Therapy is just talking, right? Wrong. There are many different ways to have therapy and some involve more work than others.
Most people hear the word therapy and think of sitting on a chair, facing someone, and complaining. Therapy is so much more than that.
Therapy is talking. Therapy can be complaining, but therapy can also be teaching, listening, or just a normal conversation.
I have struggled with anxiety for a long time, but I wasn’t sure what therapy would be like for me before I started. I was scared and concerned that it wouldn’t actually do anything to help me.
When I first started going to therapy, I was about 10 years old. My anxiety felt like it came out of nowhere, but looking back, I can see instances when it was present in my life. I started going to a therapist weekly, and it started to gradually ease my nerves.
My therapy sessions first started with my therapist checking in on how the week was going, and then I would tell her about the most consistent worries from that week.
When I started sixth grade, my anxiety increased. I’m honestly not sure why—maybe it was moving up to middle school or more pressure by those around me to succeed.
After a while, I started seeing a different therapist who focused more on learning strategies. The form of therapy that I practiced with her was called cognitive behavioral therapy, or CBT. I found this really beneficial because, as I realized quickly, it is much harder to use strategies a therapist might suggest when you’re already anxious.
At the end of sixth grade, I was diagnosed with some pretty serious health problems, so therapy wasn’t a main priority for me anymore. I knew I wanted to continue working with someone, but I just didn’t have the time or energy to do so.

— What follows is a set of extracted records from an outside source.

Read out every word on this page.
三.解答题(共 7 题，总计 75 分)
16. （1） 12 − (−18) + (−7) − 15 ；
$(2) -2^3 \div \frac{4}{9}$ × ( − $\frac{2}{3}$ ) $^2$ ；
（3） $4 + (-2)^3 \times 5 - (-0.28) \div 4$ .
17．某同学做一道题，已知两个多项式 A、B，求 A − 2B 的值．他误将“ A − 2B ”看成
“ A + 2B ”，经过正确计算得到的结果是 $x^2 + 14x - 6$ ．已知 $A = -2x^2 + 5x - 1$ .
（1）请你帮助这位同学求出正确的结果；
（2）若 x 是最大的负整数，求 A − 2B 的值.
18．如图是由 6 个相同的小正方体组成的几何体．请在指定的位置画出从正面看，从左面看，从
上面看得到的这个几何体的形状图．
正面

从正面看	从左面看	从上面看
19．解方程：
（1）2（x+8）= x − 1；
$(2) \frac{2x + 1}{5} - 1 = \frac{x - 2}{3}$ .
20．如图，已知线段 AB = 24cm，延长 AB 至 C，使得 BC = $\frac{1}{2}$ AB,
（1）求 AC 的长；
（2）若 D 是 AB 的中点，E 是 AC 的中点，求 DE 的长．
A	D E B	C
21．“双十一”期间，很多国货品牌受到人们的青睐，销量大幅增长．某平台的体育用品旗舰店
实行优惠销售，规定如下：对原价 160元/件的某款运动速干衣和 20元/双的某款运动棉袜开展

While my health issues were being treated, I talked to a child life specialist frequently, but I used most of my time to fight to become stronger.
After, I stopped going to any kind of therapy from eighth grade to tenth grade. I still struggled with feeling anxious, but I was able to manage it better than I had in the past.

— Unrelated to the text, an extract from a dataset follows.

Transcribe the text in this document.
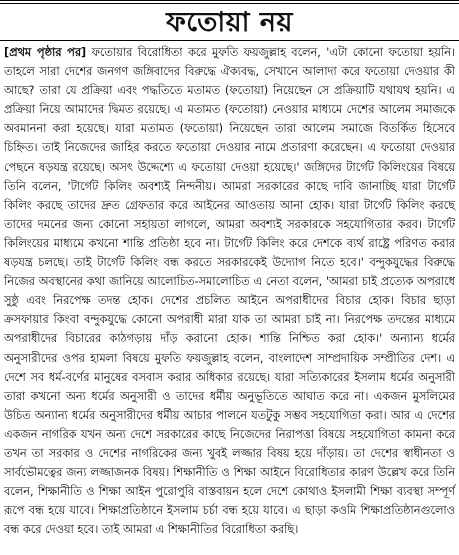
ফতোয়া নয়

[প্রথম পৃষ্ঠার পর] ফতোয়ার বিরোধিতা করে মুফতি ফয়জুল্লাহ বলেন, 'এটা কোনো ফতোয়া হয়নি। তাহলে সারা দেশের জনগণ জঙ্গিবাদের বিরুদ্ধে ঐক্যবদ্ধ, সেখানে আলাদা করে ফতোয়া দেওয়ার কী আছে? তারা যে প্রক্রিয়া এবং পদ্ধতিতে মতামত (ফতোয়া) নিয়েছেন সে প্রক্রিয়াটি যথাযথ হয়নি। এ প্রক্রিয়া নিয়ে আমাদের দ্বিমত রয়েছে। এ মতামত (ফতোয়া) নেওয়ার মাধ্যমে দেশের আলেম সমাজকে অবমাননা করা হয়েছে। যারা মতামত (ফতোয়া) নিয়েছেন তারা আলেম সমাজে বিতর্কিত হিসেবে চিহ্নিত। তাই নিজেদের জাহির করতে ফতোয়া দেওয়ার নামে প্রতারণা করেছেন। এ ফতোয়া দেওয়ার পেছনে ষড়যন্ত্র রয়েছে। অসৎ উদ্দেশ্যে এ ফতোয়া দেওয়া হয়েছে।' জঙ্গিদের টার্গেট কিলিংয়ের বিষয়ে তিনি বলেন, 'টার্গেট কিলিং অবশ্যই নিন্দনীয়। আমরা সরকারের কাছে দাবি জানাচ্ছি যারা টার্গেট কিলিং করছে তাদের দ্রুত গ্রেফতার করে আইনের আওতায় আনা হোক। যারা টার্গেট কিলিং করছে তাদের দমনের জন্য কোনো সহায়তা লাগলে, আমরা অবশ্যই সরকারকে সহযোগিতার করব। টার্গেট কিলিংয়ের মাধ্যমে কখনো শান্তি প্রতিষ্ঠা হবে না। টার্গেট কিলিং করে দেশকে ব্যর্থ রাষ্ট্রে পরিণত করার ষড়যন্ত্র চলছে। তাই টার্গেট কিলিং বন্ধ করতে সরকারকেই উদ্যোগ নিতে হবে।' বন্দুকযুদ্ধের বিরুদ্ধে নিজের অবস্থানের কথা জানিয়ে আলোচিত-সমালোচিত এ নেতা বলেন, 'আমরা চাই প্রত্যেক অপরাধে সুষ্ঠু এবং নিরপেক্ষ তদন্ত হোক। দেশের প্রচলিত আইনে অপরাধীদের বিচার হোক। বিচার ছাড়া ক্রসফায়ার কিংবা বন্দুকযুদ্ধে কোনো অপরাধী মারা যাক তা আমরা চাই না। নিরপেক্ষ তদন্তের মাধ্যমে অপরাধীদের বিচারের কাঠগড়ায় দাঁড় করানো হোক। শান্তি নিশ্চিত করা হোক।' অন্যান্য ধর্মের অনুসারীদের ওপর হামলা বিষয়ে মুফতি ফয়জুল্লাহ বলেন, বাংলাদেশ সাম্প্রদায়িক সম্প্রীতির দেশ। এ দেশে সব ধর্ম-বর্ণের মানুষের বসবাস করার অধিকার রয়েছে। যারা সত্যিকারের ইসলাম ধর্মের অনুসারী তারা কখনো অন্য ধর্মের অনুসারী ও তাদের ধর্মীয় অনুভূতিতে আঘাত করে না। একজন মুসলিমের উচিত অন্যান্য ধর্মের অনুসারীদের ধর্মীয় আচার পালনে যতটুকু সম্ভব সহযোগিতা করা। আর এ দেশের একজন নাগরিক যখন অন্য দেশে সরকারের কাছে নিজেদের নিরাপত্তা বিষয়ে সহযোগিতা কামনা করে তখন তা সরকার ও দেশের নাগরিকের জন্য খুবই লজ্জার বিষয় হয়ে দাঁড়ায়। তা দেশের স্বাধীনতা ও সার্বভৌমত্বের জন্য লজ্জাজনক বিষয়। শিক্ষানীতি ও শিক্ষা আইনে বিরোধিতার কারণ উল্লেখ করে তিনি বলেন, শিক্ষানীতি ও শিক্ষা আইন পুরোপুরি বাস্তবায়ন হলে দেশে কোথাও ইসলামী শিক্ষা ব্যবস্থা সম্পূর্ণ রূপে বন্ধ হয়ে যাবে। শিক্ষাপ্রতিষ্ঠানে ইসলাম চর্চা বন্ধ হয়ে যাবে। এ ছাড়া কওমি শিক্ষাপ্রতিষ্ঠানগুলোও বন্ধ করে দেওয়া হবে। তাই আমরা এ শিক্ষানীতির বিরোধিতা করছি।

Then junior year hit, and I immediately felt so overwhelmed. I knew I needed help, or I wouldn’t feel better for a while. I started therapy again, but this time with a new therapist.
I felt like I had changed so much over the years, and I just needed to start fresh with someone new.
This year I added CBT to my schedule again. I find the work I do is useful for me now, but it will also be beneficial for my life moving forward.
In CBT, I have been learning about cognitive distortions—or thinking traps—and strategies to overcome them. Most people use cognitive distortions daily, so being to recognize them is a good skill.
I fill out logs of my experiences, identify my actions, and so much more. My mental health is improving every day, and I’m so proud of the steps I’m taking to work on myself.
To everyone reading this, as you can see there are different types of therapy, and none of them are the “correct” one to pursue. You’re not weak if you struggle with anxiety or depression, and it’s okay to seek help. Different things work for different people, and I hope you find a strategy that works for you.